Central banks should have operational independence if they are to effectively implement a feasible monetary policy framework.
These were the remarks of Prof. Emmanuel Mutebile, the Governor Bank of Uganda during a two-day International Monetary Fund-BoU conference under theme “Transition to modern monetary policy frameworks in low income countries” held at the commonwealth resort in Munyonyo recently.
He explained that a Central bank must be allowed to set the policy interest rate to best achieve its monetary policy objectives without interference from other institutions or persons.
“A central bank which does not have operational independence would risk having its monetary policy influenced by other institutions or persons with objectives other than price stability, which would obviously weaken the central bank’s ability to control inflation,” he said.
Mutebile adds that statutory independence though necessary, is not a sufficient condition for the operational independence of the central bank.
“To be able to implement monetary policy in an independent manner, a central bank must also have sufficient instruments at its disposal, which it can use without having to seek the permission of other authorities.”
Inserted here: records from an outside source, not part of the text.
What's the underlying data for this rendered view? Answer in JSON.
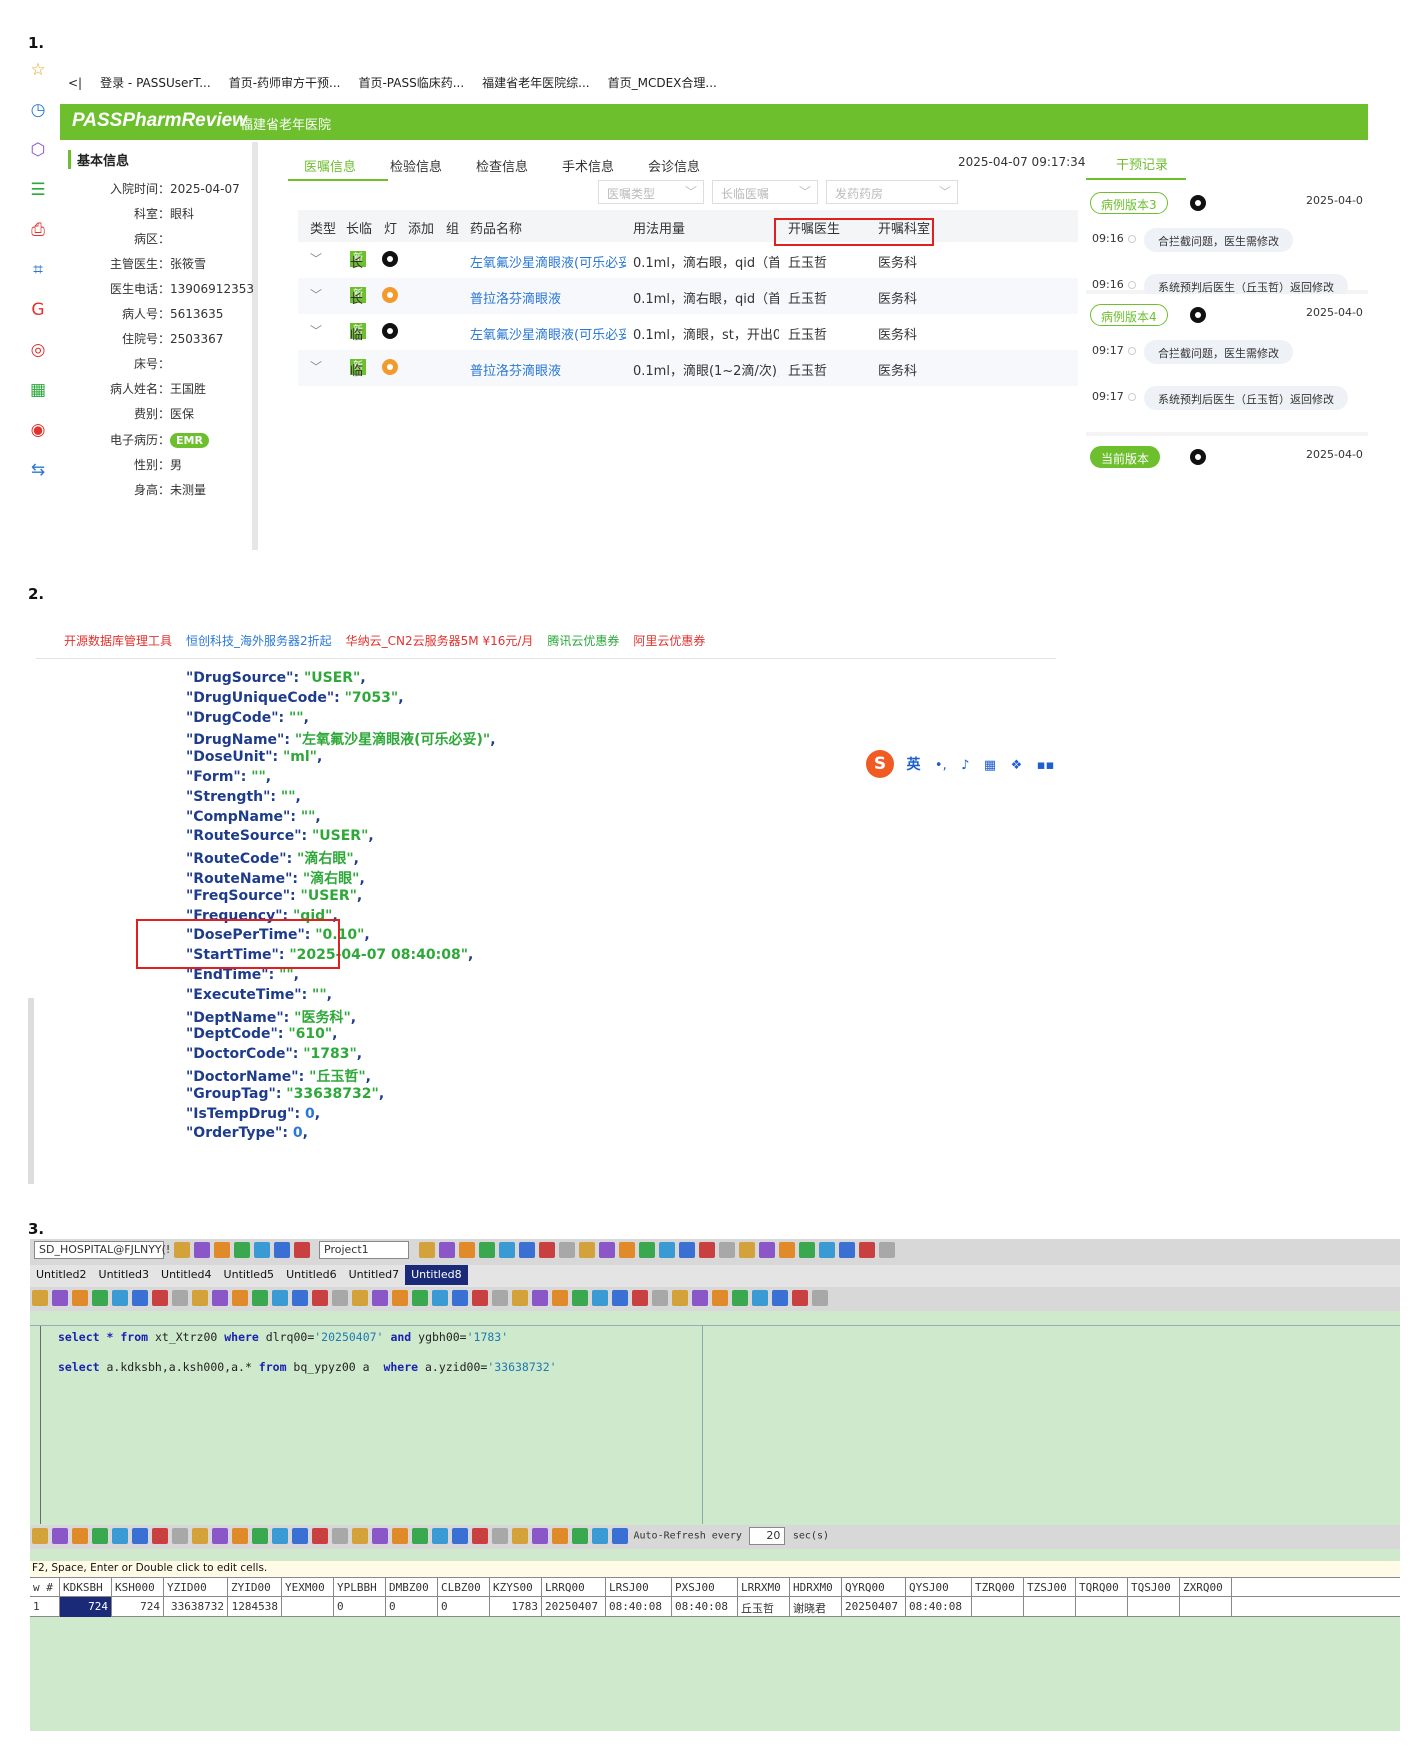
{
  "labels": {
    "s1": "1.",
    "s2": "2.",
    "s3": "3."
  },
  "section1": {
    "bookmarks": [
      "<|",
      "登录 - PASSUserT...",
      "首页-药师审方干预...",
      "首页-PASS临床药...",
      "福建省老年医院综...",
      "首页_MCDEX合理..."
    ],
    "sidebar_icons": [
      "star-icon",
      "history-icon",
      "puzzle-icon",
      "document-icon",
      "pdf-icon",
      "crop-icon",
      "gif-icon",
      "record-icon",
      "qrcode-icon",
      "weibo-icon",
      "translate-icon"
    ],
    "brand": {
      "logo": "PASSPharmReview",
      "hospital": "福建省老年医院"
    },
    "info_title": "基本信息",
    "info": [
      {
        "k": "入院时间：",
        "v": "2025-04-07"
      },
      {
        "k": "科室：",
        "v": "眼科"
      },
      {
        "k": "病区：",
        "v": ""
      },
      {
        "k": "主管医生：",
        "v": "张筱雪"
      },
      {
        "k": "医生电话：",
        "v": "13906912353"
      },
      {
        "k": "病人号：",
        "v": "5613635"
      },
      {
        "k": "住院号：",
        "v": "2503367"
      },
      {
        "k": "床号：",
        "v": ""
      },
      {
        "k": "病人姓名：",
        "v": "王国胜"
      },
      {
        "k": "费别：",
        "v": "医保"
      },
      {
        "k": "电子病历：",
        "v": "EMR"
      },
      {
        "k": "性别：",
        "v": "男"
      },
      {
        "k": "身高：",
        "v": "未测量"
      }
    ],
    "tabs": [
      "医嘱信息",
      "检验信息",
      "检查信息",
      "手术信息",
      "会诊信息"
    ],
    "datetime": "2025-04-07 09:17:34",
    "filters": [
      "医嘱类型",
      "长临医嘱",
      "发药药房"
    ],
    "columns": [
      "类型",
      "长临",
      "灯",
      "添加",
      "组",
      "药品名称",
      "用法用量",
      "开嘱医生",
      "开嘱科室"
    ],
    "rows": [
      {
        "type": "新",
        "term": "长",
        "light": "black",
        "drug": "左氧氟沙星滴眼液(可乐必妥",
        "usage": "0.1ml，滴右眼，qid（首...",
        "doctor": "丘玉哲",
        "dept": "医务科"
      },
      {
        "type": "新",
        "term": "长",
        "light": "orange",
        "drug": "普拉洛芬滴眼液",
        "usage": "0.1ml，滴右眼，qid（首...",
        "doctor": "丘玉哲",
        "dept": "医务科"
      },
      {
        "type": "新",
        "term": "临",
        "light": "black",
        "drug": "左氧氟沙星滴眼液(可乐必妥",
        "usage": "0.1ml，滴眼，st，开出0...",
        "doctor": "丘玉哲",
        "dept": "医务科"
      },
      {
        "type": "新",
        "term": "临",
        "light": "orange",
        "drug": "普拉洛芬滴眼液",
        "usage": "0.1ml，滴眼(1~2滴/次)，...",
        "doctor": "丘玉哲",
        "dept": "医务科"
      }
    ],
    "right_title": "干预记录",
    "versions": [
      {
        "label": "病例版本3",
        "date": "2025-04-0",
        "events": [
          {
            "time": "09:16",
            "msg": "合拦截问题，医生需修改"
          },
          {
            "time": "09:16",
            "msg": "系统预判后医生（丘玉哲）返回修改"
          }
        ]
      },
      {
        "label": "病例版本4",
        "date": "2025-04-0",
        "events": [
          {
            "time": "09:17",
            "msg": "合拦截问题，医生需修改"
          },
          {
            "time": "09:17",
            "msg": "系统预判后医生（丘玉哲）返回修改"
          }
        ]
      },
      {
        "label": "当前版本",
        "date": "2025-04-0",
        "events": []
      }
    ]
  },
  "section2": {
    "ads": [
      {
        "text": "开源数据库管理工具",
        "color": "red"
      },
      {
        "text": "恒创科技_海外服务器2折起",
        "color": "blue"
      },
      {
        "text": "华纳云_CN2云服务器5M ¥16元/月",
        "color": "red"
      },
      {
        "text": "腾讯云优惠券",
        "color": "green"
      },
      {
        "text": "阿里云优惠券",
        "color": "red"
      }
    ],
    "ime": {
      "logo": "S",
      "lang": "英"
    },
    "json_lines": [
      {
        "k": "\"DrugSource\"",
        "v": "\"USER\"",
        "t": "s"
      },
      {
        "k": "\"DrugUniqueCode\"",
        "v": "\"7053\"",
        "t": "s"
      },
      {
        "k": "\"DrugCode\"",
        "v": "\"\"",
        "t": "s"
      },
      {
        "k": "\"DrugName\"",
        "v": "\"左氧氟沙星滴眼液(可乐必妥)\"",
        "t": "s"
      },
      {
        "k": "\"DoseUnit\"",
        "v": "\"ml\"",
        "t": "s"
      },
      {
        "k": "\"Form\"",
        "v": "\"\"",
        "t": "s"
      },
      {
        "k": "\"Strength\"",
        "v": "\"\"",
        "t": "s"
      },
      {
        "k": "\"CompName\"",
        "v": "\"\"",
        "t": "s"
      },
      {
        "k": "\"RouteSource\"",
        "v": "\"USER\"",
        "t": "s"
      },
      {
        "k": "\"RouteCode\"",
        "v": "\"滴右眼\"",
        "t": "s"
      },
      {
        "k": "\"RouteName\"",
        "v": "\"滴右眼\"",
        "t": "s"
      },
      {
        "k": "\"FreqSource\"",
        "v": "\"USER\"",
        "t": "s"
      },
      {
        "k": "\"Frequency\"",
        "v": "\"qid\"",
        "t": "s"
      },
      {
        "k": "\"DosePerTime\"",
        "v": "\"0.10\"",
        "t": "s"
      },
      {
        "k": "\"StartTime\"",
        "v": "\"2025-04-07 08:40:08\"",
        "t": "s"
      },
      {
        "k": "\"EndTime\"",
        "v": "\"\"",
        "t": "s"
      },
      {
        "k": "\"ExecuteTime\"",
        "v": "\"\"",
        "t": "s"
      },
      {
        "k": "\"DeptName\"",
        "v": "\"医务科\"",
        "t": "s"
      },
      {
        "k": "\"DeptCode\"",
        "v": "\"610\"",
        "t": "s"
      },
      {
        "k": "\"DoctorCode\"",
        "v": "\"1783\"",
        "t": "s"
      },
      {
        "k": "\"DoctorName\"",
        "v": "\"丘玉哲\"",
        "t": "s"
      },
      {
        "k": "\"GroupTag\"",
        "v": "\"33638732\"",
        "t": "s"
      },
      {
        "k": "\"IsTempDrug\"",
        "v": "0",
        "t": "n"
      },
      {
        "k": "\"OrderType\"",
        "v": "0",
        "t": "n"
      }
    ]
  },
  "section3": {
    "connection": "SD_HOSPITAL@FJLNYY(!",
    "project": "Project1",
    "doc_tabs": [
      "Untitled2",
      "Untitled3",
      "Untitled4",
      "Untitled5",
      "Untitled6",
      "Untitled7",
      "Untitled8"
    ],
    "active_tab": "Untitled8",
    "sql": [
      [
        {
          "t": "select",
          "c": "kw"
        },
        {
          "t": " ",
          "c": ""
        },
        {
          "t": "*",
          "c": "kw"
        },
        {
          "t": " ",
          "c": ""
        },
        {
          "t": "from",
          "c": "kw"
        },
        {
          "t": " xt_Xtrz00 ",
          "c": ""
        },
        {
          "t": "where",
          "c": "kw"
        },
        {
          "t": " dlrq00=",
          "c": ""
        },
        {
          "t": "'20250407'",
          "c": "str"
        },
        {
          "t": " ",
          "c": ""
        },
        {
          "t": "and",
          "c": "kw"
        },
        {
          "t": " ygbh00=",
          "c": ""
        },
        {
          "t": "'1783'",
          "c": "str"
        }
      ],
      [
        {
          "t": "select",
          "c": "kw"
        },
        {
          "t": " a.kdksbh,a.ksh000,a.* ",
          "c": ""
        },
        {
          "t": "from",
          "c": "kw"
        },
        {
          "t": " bq_ypyz00 a  ",
          "c": ""
        },
        {
          "t": "where",
          "c": "kw"
        },
        {
          "t": " a.yzid00=",
          "c": ""
        },
        {
          "t": "'33638732'",
          "c": "str"
        }
      ]
    ],
    "auto_refresh": {
      "label": "Auto-Refresh every",
      "value": "20",
      "unit": "sec(s)"
    },
    "hint": "F2, Space, Enter or Double click to edit cells.",
    "grid_cols": [
      "w #",
      "KDKSBH",
      "KSH000",
      "YZID00",
      "ZYID00",
      "YEXM00",
      "YPLBBH",
      "DMBZ00",
      "CLBZ00",
      "KZYS00",
      "LRRQ00",
      "LRSJ00",
      "PXSJ00",
      "LRRXM0",
      "HDRXM0",
      "QYRQ00",
      "QYSJ00",
      "TZRQ00",
      "TZSJ00",
      "TQRQ00",
      "TQSJ00",
      "ZXRQ00"
    ],
    "grid_row": [
      "1",
      "724",
      "724",
      "33638732",
      "1284538",
      "",
      "0",
      "0",
      "0",
      "1783",
      "20250407",
      "08:40:08",
      "08:40:08",
      "丘玉哲",
      "谢晓君",
      "20250407",
      "08:40:08",
      "",
      "",
      "",
      "",
      ""
    ]
  }
}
He notes that marketable instruments such as government securities should also be availed to the Central banks so that it can use them for monetary policy operations at its own discretion.
“One possible channel through which Government securities could be transferred to the central bank is through the capitalization of the central bank, as has occurred in Uganda,” he points out.
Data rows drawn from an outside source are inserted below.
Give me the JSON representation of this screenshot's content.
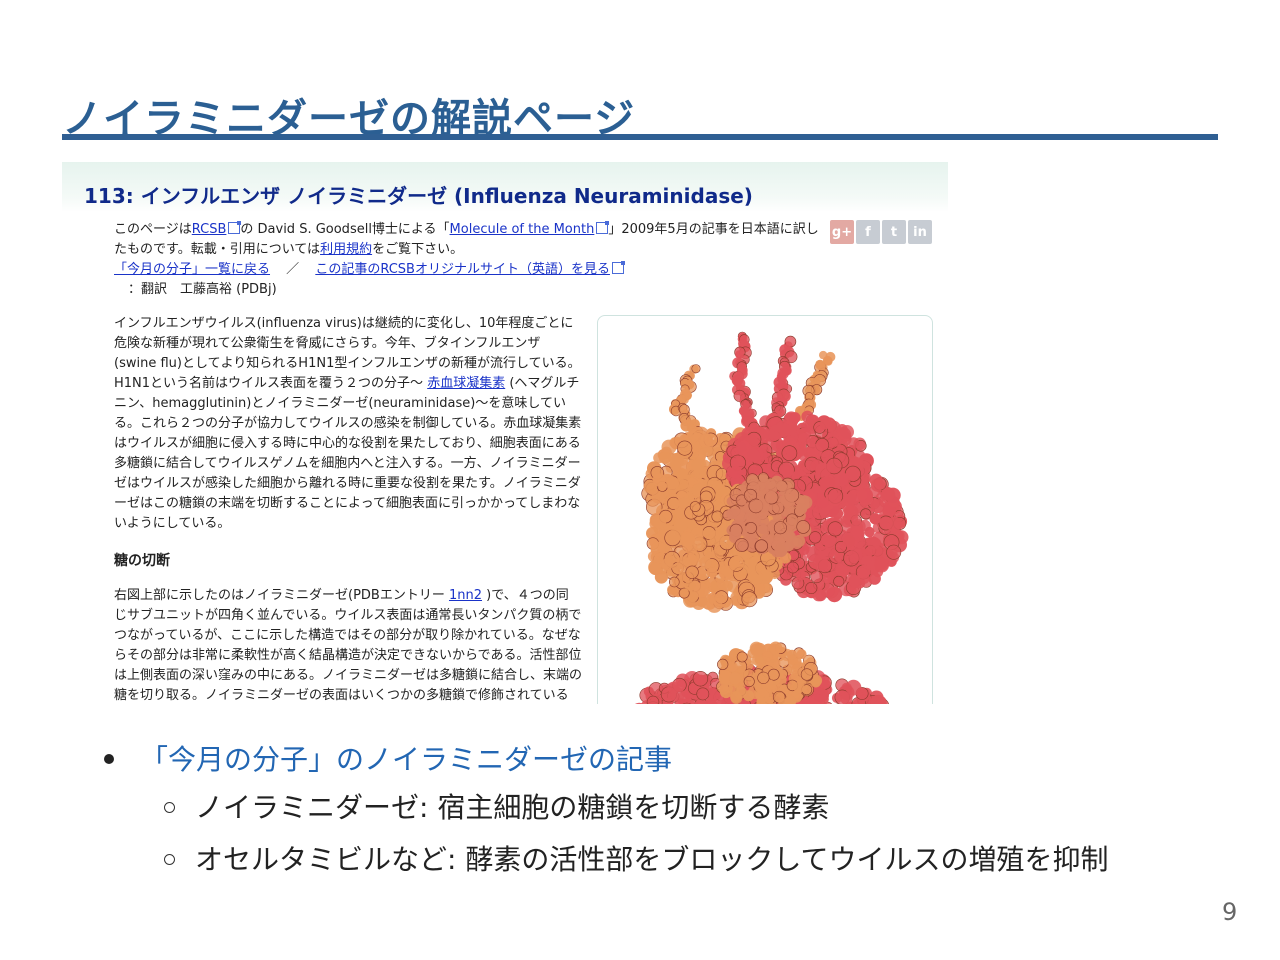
{
  "slide": {
    "title": "ノイラミニダーゼの解説ページ",
    "page_number": "9"
  },
  "screenshot": {
    "article_title": "113: インフルエンザ ノイラミニダーゼ (Influenza Neuraminidase)",
    "intro": {
      "l1_pre": "このページは",
      "rcsb_link": "RCSB",
      "l1_mid": "の David S. Goodsell博士による「",
      "motm_link": "Molecule of the Month",
      "l1_post": "」2009年5月の記事を日本語に訳し",
      "l2_pre": "たものです。転載・引用については",
      "terms_link": "利用規約",
      "l2_post": "をご覧下さい。",
      "back_link": "「今月の分子」一覧に戻る",
      "sep": "／",
      "orig_link": "この記事のRCSBオリジナルサイト（英語）を見る",
      "translator": "：翻訳　工藤高裕 (PDBj)"
    },
    "social": [
      "g+",
      "f",
      "t",
      "in"
    ],
    "para1": [
      "インフルエンザウイルス(influenza virus)は継続的に変化し、10年程度ごとに",
      "危険な新種が現れて公衆衛生を脅威にさらす。今年、ブタインフルエンザ",
      "(swine flu)としてより知られるH1N1型インフルエンザの新種が流行している。",
      "H1N1という名前はウイルス表面を覆う２つの分子〜 ",
      "赤血球凝集素",
      " (ヘマグルチ",
      "ニン、hemagglutinin)とノイラミニダーゼ(neuraminidase)〜を意味してい",
      "る。これら２つの分子が協力してウイルスの感染を制御している。赤血球凝集素",
      "はウイルスが細胞に侵入する時に中心的な役割を果たしており、細胞表面にある",
      "多糖鎖に結合してウイルスゲノムを細胞内へと注入する。一方、ノイラミニダー",
      "ゼはウイルスが感染した細胞から離れる時に重要な役割を果たす。ノイラミニダ",
      "ーゼはこの糖鎖の末端を切断することによって細胞表面に引っかかってしまわな",
      "いようにしている。"
    ],
    "section_heading": "糖の切断",
    "para2": {
      "l1_pre": "右図上部に示したのはノイラミニダーゼ(PDBエントリー ",
      "pdb_link": "1nn2",
      "l1_post": " )で、４つの同",
      "lines": [
        "じサブユニットが四角く並んでいる。ウイルス表面は通常長いタンパク質の柄で",
        "つながっているが、ここに示した構造ではその部分が取り除かれている。なぜな",
        "らその部分は非常に柔軟性が高く結晶構造が決定できないからである。活性部位",
        "は上側表面の深い窪みの中にある。ノイラミニダーゼは多糖鎖に結合し、末端の",
        "糖を切り取る。ノイラミニダーゼの表面はいくつかの多糖鎖で修飾されている"
      ]
    }
  },
  "bullets": {
    "main": "「今月の分子」のノイラミニダーゼの記事",
    "sub": [
      "ノイラミニダーゼ: 宿主細胞の糖鎖を切断する酵素",
      "オセルタミビルなど: 酵素の活性部をブロックしてウイルスの増殖を抑制"
    ]
  },
  "colors": {
    "title_blue": "#2b5f93",
    "rule_blue": "#2f5f93",
    "link_blue": "#1a33c8",
    "bullet_blue": "#2266b3",
    "protein_orange": "#e8955a",
    "protein_red": "#e0525a"
  }
}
The IMF and Bank of Uganda organized workshop was convened to discuss the transition to modern monetary policy frameworks in low income economies in Africa. In essence, the discussion centered on the shift from a monetary targeting framework and, in a few cases, a fixed exchange rate framework, to an inflation targeting monetary policy framework.
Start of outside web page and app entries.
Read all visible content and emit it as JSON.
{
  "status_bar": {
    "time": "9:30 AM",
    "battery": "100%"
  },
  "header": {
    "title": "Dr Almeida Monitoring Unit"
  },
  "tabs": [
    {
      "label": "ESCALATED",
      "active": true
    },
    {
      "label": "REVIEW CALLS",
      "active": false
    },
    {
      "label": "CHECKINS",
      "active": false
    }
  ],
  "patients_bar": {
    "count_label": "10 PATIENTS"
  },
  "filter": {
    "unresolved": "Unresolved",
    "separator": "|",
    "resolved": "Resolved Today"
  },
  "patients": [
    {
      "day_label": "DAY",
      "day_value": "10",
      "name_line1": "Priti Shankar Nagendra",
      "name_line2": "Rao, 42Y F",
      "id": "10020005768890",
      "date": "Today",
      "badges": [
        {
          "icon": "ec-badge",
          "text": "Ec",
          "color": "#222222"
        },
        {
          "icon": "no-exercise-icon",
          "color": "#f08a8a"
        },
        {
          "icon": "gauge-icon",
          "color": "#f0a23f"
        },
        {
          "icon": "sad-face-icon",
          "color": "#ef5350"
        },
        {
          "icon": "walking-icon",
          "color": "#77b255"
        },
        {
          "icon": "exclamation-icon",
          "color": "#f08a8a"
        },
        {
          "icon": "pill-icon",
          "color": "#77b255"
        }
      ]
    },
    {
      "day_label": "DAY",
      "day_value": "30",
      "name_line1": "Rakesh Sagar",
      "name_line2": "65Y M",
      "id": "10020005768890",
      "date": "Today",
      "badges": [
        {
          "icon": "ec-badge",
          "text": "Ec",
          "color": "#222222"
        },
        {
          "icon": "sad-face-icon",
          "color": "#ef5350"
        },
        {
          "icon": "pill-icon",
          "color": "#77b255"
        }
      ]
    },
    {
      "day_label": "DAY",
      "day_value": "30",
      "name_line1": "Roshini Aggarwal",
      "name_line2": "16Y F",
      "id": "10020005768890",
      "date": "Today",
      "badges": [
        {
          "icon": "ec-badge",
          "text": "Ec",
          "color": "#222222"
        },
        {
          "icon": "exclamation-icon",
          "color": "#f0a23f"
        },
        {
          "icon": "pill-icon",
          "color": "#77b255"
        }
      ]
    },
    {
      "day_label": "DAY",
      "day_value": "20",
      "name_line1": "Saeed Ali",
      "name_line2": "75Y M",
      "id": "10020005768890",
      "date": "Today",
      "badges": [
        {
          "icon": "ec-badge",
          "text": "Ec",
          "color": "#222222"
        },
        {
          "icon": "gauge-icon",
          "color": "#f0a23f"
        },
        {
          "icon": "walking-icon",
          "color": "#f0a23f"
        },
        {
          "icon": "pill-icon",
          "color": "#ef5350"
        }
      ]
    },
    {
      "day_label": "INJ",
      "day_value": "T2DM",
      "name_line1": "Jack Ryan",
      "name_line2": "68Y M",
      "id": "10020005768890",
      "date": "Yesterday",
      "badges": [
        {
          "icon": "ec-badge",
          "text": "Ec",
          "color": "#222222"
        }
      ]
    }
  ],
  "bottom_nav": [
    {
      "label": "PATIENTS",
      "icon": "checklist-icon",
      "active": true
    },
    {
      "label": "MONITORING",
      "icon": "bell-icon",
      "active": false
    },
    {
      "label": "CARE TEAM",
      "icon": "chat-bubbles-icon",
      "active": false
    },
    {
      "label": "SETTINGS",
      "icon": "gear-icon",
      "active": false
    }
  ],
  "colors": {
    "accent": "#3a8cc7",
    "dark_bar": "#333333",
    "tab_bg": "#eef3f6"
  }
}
Under the monetary targeting framework which the Inflation Targeting replaced, implementation involved primary issuances of government securities to align the quantity of reserve money, which was the operating target in the framework, with predetermined targets.
Explaining this, Dr. Louis Kasekende, the Deputy Governor Bank of Uganda said that the reason for the shift is mainly because the central bank needs to be able to influence closely, short term money market interest rates as the first step in the interest rate transmission mechanism.
“Secondary market operations give the central bank the flexibility to intervene every day in the money market if required and they also give the central bank the option of intervening with a fixed interest rate instead of a fixed quantity of money or securities.”
He added, “There is need to clearly differentiate monetary policy operations from fiscal policy operations. Under the monetary targeting framework, all primary issues of government securities were used to mop up liquidity in order to achieve a reserve money target, irrespective of the source of that liquidity.”
Prof. Mutebile however adds that for an inflation targeting central bank, it is imperative that government does not systematically borrow to finance the budget because this risks undermining monetary policy
This therefore implies that government has to be prepared to fully fund its domestic borrowing from the market and avoid borrowing from the Central Bank if Inflation Targeting is to be effective.
“Preferably there should be constraints on Government borrowing from the central bank set out in legislation. In Uganda we have such an agreement in principle.”